Regionaal Archief Nijmegen-(CC BY-SA 2.0)

Anna Kurian - publié le 21/03/22

Journaliste, prêtre, carme, philosophe, résistant, déporté et martyre du nazisme, le Néerlandais Titus Brandsma (1881-1942) sera canonisé le 15 mai 2022 avec neuf autres bienheureux. L'Église met ainsi à l'honneur une figure "remarquable" confie son compatriote Hendro Munsterman, journaliste et théologien.

Titus Brandsma, de son nom de naissance Anno Sjoerd, est né aux Pays-Bas le 23 février 1881, dans une famille d’agriculteurs aisés. De santé fragile, il ne peut entrer chez les Franciscains comme il le souhaite mais il fait finalement ses vœux religieux chez les Carmes de Boxmeer, prenant le nom de son père, Titus. Au sein de la congrégation, il est ordonné prêtre le 17 juin 1905 à l’âge de 24 ans. 

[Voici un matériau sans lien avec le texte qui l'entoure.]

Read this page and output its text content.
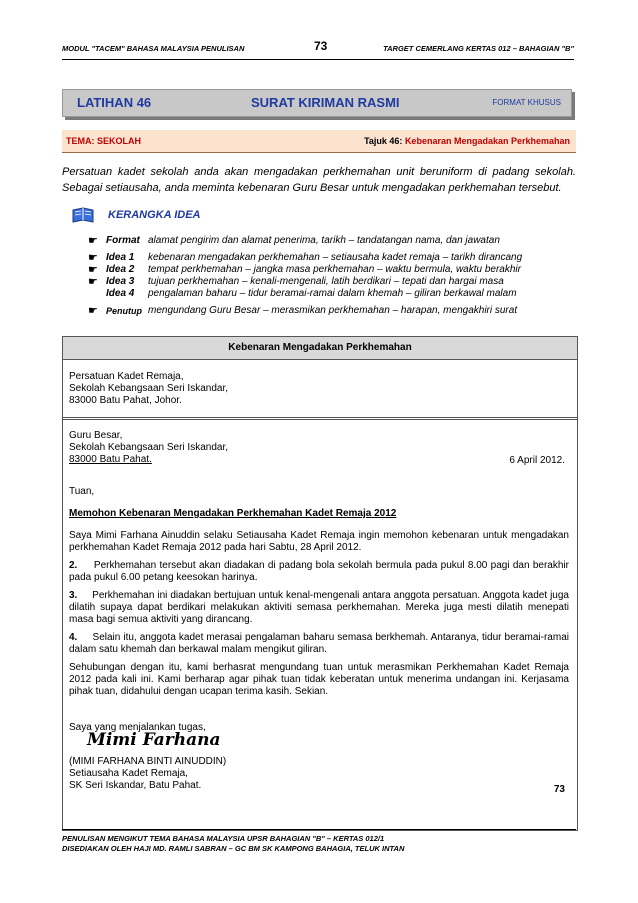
MODUL "TACEM" BAHASA MALAYSIA PENULISAN	73	TARGET CEMERLANG KERTAS 012 – BAHAGIAN "B"
LATIHAN 46	SURAT KIRIMAN RASMI	FORMAT KHUSUS
TEMA: SEKOLAH	Tajuk 46: Kebenaran Mengadakan Perkhemahan
Persatuan kadet sekolah anda akan mengadakan perkhemahan unit beruniform di padang sekolah. Sebagai setiausaha, anda meminta kebenaran Guru Besar untuk mengadakan perkhemahan tersebut.
KERANGKA IDEA
☛ Format alamat pengirim dan alamat penerima, tarikh – tandatangan nama, dan jawatan
☛ Idea 1 kebenaran mengadakan perkhemahan – setiausaha kadet remaja – tarikh dirancang
☛ Idea 2 tempat perkhemahan – jangka masa perkhemahan – waktu bermula, waktu berakhir
☛ Idea 3 tujuan perkhemahan – kenali-mengenali, latih berdikari – tepati dan hargai masa
Idea 4 pengalaman baharu – tidur beramai-ramai dalam khemah – giliran berkawal malam
☛ Penutup mengundang Guru Besar – merasmikan perkhemahan – harapan, mengakhiri surat
Kebenaran Mengadakan Perkhemahan
Persatuan Kadet Remaja,
Sekolah Kebangsaan Seri Iskandar,
83000 Batu Pahat, Johor.
Guru Besar,
Sekolah Kebangsaan Seri Iskandar,
83000 Batu Pahat.	6 April 2012.
Tuan,
Memohon Kebenaran Mengadakan Perkhemahan Kadet Remaja 2012
Saya Mimi Farhana Ainuddin selaku Setiausaha Kadet Remaja ingin memohon kebenaran untuk mengadakan perkhemahan Kadet Remaja 2012 pada hari Sabtu, 28 April 2012.
2. Perkhemahan tersebut akan diadakan di padang bola sekolah bermula pada pukul 8.00 pagi dan berakhir pada pukul 6.00 petang keesokan harinya.
3. Perkhemahan ini diadakan bertujuan untuk kenal-mengenali antara anggota persatuan. Anggota kadet juga dilatih supaya dapat berdikari melakukan aktiviti semasa perkhemahan. Mereka juga mesti dilatih menepati masa bagi semua aktiviti yang dirancang.
4. Selain itu, anggota kadet merasai pengalaman baharu semasa berkhemah. Antaranya, tidur beramai-ramai dalam satu khemah dan berkawal malam mengikut giliran.
Sehubungan dengan itu, kami berhasrat mengundang tuan untuk merasmikan Perkhemahan Kadet Remaja 2012 pada kali ini. Kami berharap agar pihak tuan tidak keberatan untuk menerima undangan ini. Kerjasama pihak tuan, didahului dengan ucapan terima kasih. Sekian.
Saya yang menjalankan tugas,
Mimi Farhana
(MIMI FARHANA BINTI AINUDDIN)
Setiausaha Kadet Remaja,
SK Seri Iskandar, Batu Pahat.	73
PENULISAN MENGIKUT TEMA BAHASA MALAYSIA UPSR BAHAGIAN "B" – KERTAS 012/1
DISEDIAKAN OLEH HAJI MD. RAMLI SABRAN – GC BM SK KAMPONG BAHAGIA, TELUK INTAN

Père des écoles de journalisme

Titus est ensuite envoyé à Rome pour des études de philosophie notamment à l’Université pontificale grégorienne. À son retour aux Pays-Bas, il enseigne entre autres à l’Université catholique qui vient d’être fondée à Nimègue et dont il sera un temps le recteur au début des années 1930.

En parallèle, le carme se prend de passion pour le journalisme. Il écrit pour diverses publications et devient en 1935 assistant ecclésiastique de l’association des journalistes catholiques du pays, qui compte une trentaine de médias. 

Titus était « un vrai journaliste, avec un rapport à la réalité et à la communication tout à fait moderne », souligne Hendro Munsterman. Le carme communiquait « pour informer et pour engager ». Il œuvra « en faveur d’un laïcat bien formé », il développa une « déontologie journalistique » et il « lutta pour une convention collective des journalistes », rapporte-t-il. Le futur saint est d’ailleurs, selon le correspondant du quotidien Nederlands Dagblad à Rome, l’un des inspirateurs des écoles de journalisme. « Titus Brandsma a imaginé pour la première fois en 1936 un programme de formation. Après la guerre, ses écrits ont donné lieu à l’ouverture de la première école de journalisme aux Pays-Bas, à Utrecht ».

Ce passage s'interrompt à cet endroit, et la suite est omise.